VV. 31-40 Because Jesus is Son of God, his own word is self-sufficient, it needs no corroboration (cf. 8:18); but, as on other occasions, he accommodates himself to human customs and to the mental outlook of his hearers: he anticipates a possible objection from the Jews to the effect that it is not enough for a person to testify in his own cause (cf. Deut 19:15) and he explains that what he is saying is endorsed by four witnesses John the Baptist, his own miracles, the Father, and the Sacred Scripture of the Old Testament.

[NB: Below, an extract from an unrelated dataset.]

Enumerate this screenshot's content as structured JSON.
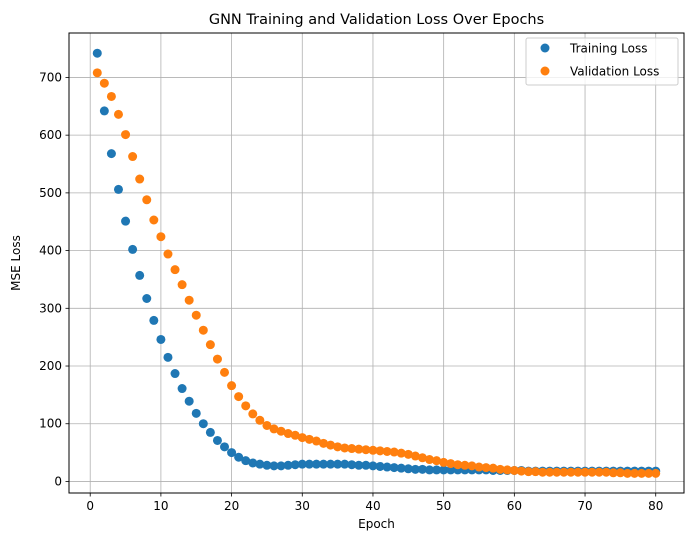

  • John the Baptist bore witness that Jesus was the Son of God (1:34). Although Jesus had no need to have recourse to any man’s testimony, nor even that of a great prophet, John’s testimony was given for the sake of the Jews, that they might recognize the Messiah.
  • Jesus can also point to another testimony, better than that of the Baptist — the miracles he has worked, which are, for anyone who examines them honestly, unmistakable signs of his divine power, which comes from the Father;
  • Jesus’ miracles, then, are a form of witness the Father hears concerning his Son, whom he has sent into the world.
    • The Father manifests the divinity of Jesus on other occasions — at his Baptism (cf. 1:31-34); at the Transfiguration (cf. Mt 17:1-8), and later, in the presence of the whole crowd (cf. Jn 12:28-30).
  • Jesus appeals to another divine testimony — that of the Sacred Scriptures.
    • These speak of him, but the Jews fail to grasp the Scriptures’ true meaning, because they read them without letting themselves be enlightened by him whom God has sent and in whom all the prophecies are fulfilled:
      • “The economy of the Old Testament was deliberately so orientated that it should prepare for and declare in prophecy the coming of Christ, redeemer of all men, and of the messianic kingdom (cf. Lk 24:44; Jn 5:39; 1 Pet 1:10), and should indicate itby means of different types (cf. I Cor 10:11)… Christians should accept with veneration these writings which give expression to a lively sense of God, which are a storehouse of sublime teaching on God and of sound wisdom on human life, as well as a wonderful treasury of prayers; in them, too, the mystery of our salvation is present in a hidden way” (Vatican II, Dei Verbum, 15).

VV 41-47 Jesus identifies three obstacles preventing his hearers from recognizing that he is the Messiah and Son of God — their lack of love of God, their striving after human glory and their prejudiced interpretation of sacred texts.

  • His defence of his own actions and of his relationship with the Father might lead his adversaries to think that he was looking for human glory.
    • But the testimonies he has adduced (the Baptist, the miracles, the Father and the Scriptures) show clearly that it is nor he who is seeking his glory, and that the Jews oppose him not out of love of God or in defence of God’s honour, but for unworthy reasons or because of their merely human outlook.
  • The Old Testament, therefore, leads a person towards recognizing who Jesus Christ is (cf. Jn 1:45; 2:17, 22; 5:39, 46; 12:16, 41);
    • yet the Jews remain unbelievers because their attitude is wrong:
      • they have reduced the messianic promises in the sacred books to the level of mere nationalistic aspirations:
      • this outlook, which is in no way supernatural, closes their soul to Jesus’ words and actions and prevents them from seeing that the ancient prophecies are coming true in him (cf. 2 Cor 3:14-16).